«Le coup d’Etat, c’est une tradition en Thaïlande»
Mouvement pacifiste ou nouveau coup d’Etat? Les manifestants, qui ont pris ce mardi plusieurs ministères et demandent le départ du gouvernement, mettent la pression sur la famille Shinawatra. Décryptage avec Jean-Vincent Brisset, directeur de recherche à l’Institut des Relations Internationales et Stratégiques (Iris).
Thaksin Shinawatra, très critiqué par une partie de la population, s’est exilé. Il a été remplacé par sa sœur, qui essaie de le faire revenir en Thaïlande. Mais c’est une marionnette et Thaksin tire les ficelles. Thaksin a un côté Silvio Berlusconi dans le sens du populo-nationaliste, anti-moderniste et magouilleur. Les forces vives du pays sont descendues dans la rue pour chasser le système Thaksin, son clientélisme. Toute la famille Shinawatra est visiblement corrompue.
Oui, c’est un pays très divisé avec d’un côté les chemises jaunes, urbaines, qui ont un poids économique important.

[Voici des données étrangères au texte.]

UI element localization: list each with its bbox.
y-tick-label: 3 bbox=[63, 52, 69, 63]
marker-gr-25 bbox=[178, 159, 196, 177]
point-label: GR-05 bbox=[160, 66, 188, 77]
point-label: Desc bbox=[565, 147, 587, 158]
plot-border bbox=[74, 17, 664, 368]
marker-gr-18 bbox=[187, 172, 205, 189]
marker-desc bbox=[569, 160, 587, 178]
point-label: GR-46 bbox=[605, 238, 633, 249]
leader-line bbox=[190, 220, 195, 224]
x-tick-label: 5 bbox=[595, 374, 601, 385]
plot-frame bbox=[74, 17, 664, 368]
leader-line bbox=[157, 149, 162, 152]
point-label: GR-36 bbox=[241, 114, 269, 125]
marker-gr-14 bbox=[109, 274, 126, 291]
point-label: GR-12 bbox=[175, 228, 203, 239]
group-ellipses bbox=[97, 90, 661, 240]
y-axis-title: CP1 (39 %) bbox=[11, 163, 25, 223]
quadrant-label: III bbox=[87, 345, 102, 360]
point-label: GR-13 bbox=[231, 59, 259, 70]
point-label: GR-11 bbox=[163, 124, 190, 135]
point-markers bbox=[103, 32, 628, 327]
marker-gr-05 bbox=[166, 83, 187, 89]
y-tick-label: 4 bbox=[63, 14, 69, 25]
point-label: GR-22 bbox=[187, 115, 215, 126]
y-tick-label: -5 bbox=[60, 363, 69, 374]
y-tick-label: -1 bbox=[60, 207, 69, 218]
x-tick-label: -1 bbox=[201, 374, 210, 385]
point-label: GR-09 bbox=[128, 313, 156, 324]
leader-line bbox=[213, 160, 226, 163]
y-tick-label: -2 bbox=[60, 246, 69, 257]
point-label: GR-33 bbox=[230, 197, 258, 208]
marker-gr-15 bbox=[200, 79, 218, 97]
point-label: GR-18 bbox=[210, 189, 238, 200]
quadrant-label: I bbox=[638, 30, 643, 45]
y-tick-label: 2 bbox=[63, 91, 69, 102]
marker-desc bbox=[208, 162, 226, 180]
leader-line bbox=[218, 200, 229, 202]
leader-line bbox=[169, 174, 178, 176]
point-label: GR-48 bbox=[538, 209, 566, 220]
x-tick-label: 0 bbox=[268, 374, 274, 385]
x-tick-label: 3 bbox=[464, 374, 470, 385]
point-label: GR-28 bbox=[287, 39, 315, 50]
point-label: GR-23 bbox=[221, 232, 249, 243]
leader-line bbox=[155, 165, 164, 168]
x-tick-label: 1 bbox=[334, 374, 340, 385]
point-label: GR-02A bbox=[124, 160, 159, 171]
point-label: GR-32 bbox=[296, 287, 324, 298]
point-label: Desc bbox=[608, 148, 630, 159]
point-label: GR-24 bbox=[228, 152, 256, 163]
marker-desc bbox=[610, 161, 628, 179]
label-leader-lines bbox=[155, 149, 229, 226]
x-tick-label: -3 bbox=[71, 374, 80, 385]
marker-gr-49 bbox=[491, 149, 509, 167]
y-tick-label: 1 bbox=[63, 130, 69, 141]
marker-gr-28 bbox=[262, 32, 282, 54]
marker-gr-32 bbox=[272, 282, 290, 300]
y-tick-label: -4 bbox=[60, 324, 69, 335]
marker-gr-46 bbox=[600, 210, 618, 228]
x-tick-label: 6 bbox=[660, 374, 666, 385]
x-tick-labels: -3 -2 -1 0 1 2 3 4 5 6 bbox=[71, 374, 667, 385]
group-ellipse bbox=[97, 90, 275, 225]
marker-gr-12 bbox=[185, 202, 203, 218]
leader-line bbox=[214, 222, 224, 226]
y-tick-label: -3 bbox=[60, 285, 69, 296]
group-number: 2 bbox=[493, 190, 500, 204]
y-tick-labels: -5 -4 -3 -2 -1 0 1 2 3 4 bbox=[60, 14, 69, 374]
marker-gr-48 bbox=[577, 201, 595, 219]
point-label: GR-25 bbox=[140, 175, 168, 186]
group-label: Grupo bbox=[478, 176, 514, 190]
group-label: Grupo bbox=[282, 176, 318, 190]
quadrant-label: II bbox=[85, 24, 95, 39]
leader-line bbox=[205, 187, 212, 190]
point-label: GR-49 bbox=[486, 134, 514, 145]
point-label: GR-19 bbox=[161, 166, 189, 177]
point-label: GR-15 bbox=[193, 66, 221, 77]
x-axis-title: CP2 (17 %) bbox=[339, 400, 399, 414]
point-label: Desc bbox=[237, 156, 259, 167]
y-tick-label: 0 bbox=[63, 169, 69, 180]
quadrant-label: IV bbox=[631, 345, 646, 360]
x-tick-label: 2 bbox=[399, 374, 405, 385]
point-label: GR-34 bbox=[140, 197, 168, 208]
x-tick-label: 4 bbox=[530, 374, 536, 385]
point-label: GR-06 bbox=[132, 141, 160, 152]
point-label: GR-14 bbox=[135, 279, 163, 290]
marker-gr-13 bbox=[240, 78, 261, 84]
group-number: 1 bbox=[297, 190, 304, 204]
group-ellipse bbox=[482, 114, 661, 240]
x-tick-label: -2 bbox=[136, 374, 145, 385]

Et de l’autre les chemises rouges, des paysans, des petites gens, parfois sans travail et souvent payés par la famille Shinawatra pour venir manifester. Les forces vives du pays sont démocratiquement minoritaires, mais économiquement fortes. On assiste à l’opposition entre un conservatisme socialisant [les chemises rouge] et un modernisme libéral [les chemises jaune].
Le coup d’Etat, c’est une tradition en Thaïlande. En France, on voit ce pays comme beau et touristique. Mais depuis 1945, il y a déjà eu une vingtaine de coups d’Etat. Il y a parfois des morts, comme en 2010 (voir la chronologie), mais pas de massacre. Mais le vrai problème c’est que le roi, malade et très affaibli, n’a pas successeur dynastique. Or c’est lui qui est le garant de la stabilité du pays. S’il disparaissait, le problème de la succession du pouvoir serait double.
Il est très difficile d’imaginer un gouvernement de coalition car il y a un vrai clivage entre chemises rouges et chemises jaunes. Pour le moment, l’armée n’a pas bougé et il n’y a ni arme, ni blessé. La solution d’un gouvernement militaire est toujours possible. L’armée accepte tout à condition qu’il n’y ait pas de problème sur la pérennité du pays.